Синъитьиро Накамура - Оживший страх
– Я ведь малодушен как никто, и, стоит мне вообразить нечто подобное, я прихожу в полное отчаяние.
Поэтому для него было немыслимо, подражая толстовцам, отправиться на фронт, но бросить винтовку на переднем крае или проповедовать боевым друзьям антивоенные идеи. А невыполнимое, как бы оно ни было разумно, все же не может принести никакой пользы.
– Но это не все. В то время меня стал искушать вопрос: всегда ли действительно справедлива идея полного непротивления?

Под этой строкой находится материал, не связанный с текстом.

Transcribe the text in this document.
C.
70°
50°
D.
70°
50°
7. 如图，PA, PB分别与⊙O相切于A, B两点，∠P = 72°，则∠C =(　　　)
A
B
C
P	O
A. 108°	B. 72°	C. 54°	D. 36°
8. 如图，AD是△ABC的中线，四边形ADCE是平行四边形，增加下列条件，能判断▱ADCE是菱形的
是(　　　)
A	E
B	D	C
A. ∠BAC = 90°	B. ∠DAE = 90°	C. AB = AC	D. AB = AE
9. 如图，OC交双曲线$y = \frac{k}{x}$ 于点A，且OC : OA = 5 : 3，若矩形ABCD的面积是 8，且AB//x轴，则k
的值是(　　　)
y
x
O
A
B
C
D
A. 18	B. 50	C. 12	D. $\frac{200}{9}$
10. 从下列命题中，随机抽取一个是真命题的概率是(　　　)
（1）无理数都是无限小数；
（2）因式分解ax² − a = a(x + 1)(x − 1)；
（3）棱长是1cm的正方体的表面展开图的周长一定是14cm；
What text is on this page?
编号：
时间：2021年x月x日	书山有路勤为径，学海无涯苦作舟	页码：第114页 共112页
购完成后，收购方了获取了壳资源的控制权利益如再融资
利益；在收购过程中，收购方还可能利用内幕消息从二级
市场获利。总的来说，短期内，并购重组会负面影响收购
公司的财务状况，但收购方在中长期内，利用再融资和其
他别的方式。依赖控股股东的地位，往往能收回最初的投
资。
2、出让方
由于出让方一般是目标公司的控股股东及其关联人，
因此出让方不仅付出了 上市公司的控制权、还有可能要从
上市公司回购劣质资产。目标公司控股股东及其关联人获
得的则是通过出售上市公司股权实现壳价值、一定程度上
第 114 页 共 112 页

В университете на три курса старше нас учился одни студент, придерживавшийся марксистских взглядов. Это был сердечный человек, с характером уже вполне сформировавшимся. С нами двумя он особенно сблизился, заботился о нас, помогал советами в новой для нас университетской жизни (например, мне он передал свое место домашнего учителя); помимо того, он в большой мере руководил и нашим чтением. И вот он открыл нам, что такое коммунизм. В те годы коммунистическое движение подвергалось жестоким гонениям, поэтому он не был членом ни одной из организаций. Окончив университет, он поступил на службу в крупный банк, хотя был весьма недоволен, что станет кабинетным исследователем социальных проблем. «Что же можно сделать в такие времена! Решил проникнуть в цитадель капитализма и изучать ее. Я хочу, насколько возможно, послужить делу гибели капитализма!» – говорил нам очень по-взрослому, с долей самоиронии наш старший товарищ, которому, по нашим нынешним подсчетам, было тогда года двадцать три – двадцать четыре.
Для него война, которая шла на континенте, была агрессией японского империализма. Попросту говоря, враг – японские господствующие классы, а народные массы Китая – союзники… Следовательно, воевать теоретически означало быть соучастником империалистической агрессии. (Однако он все же отправился на фронт. Последние его слова, обращенные к нам, были: «Буду наблюдать движение истории, поставив на карту собственную жизнь». На войне он и погиб.)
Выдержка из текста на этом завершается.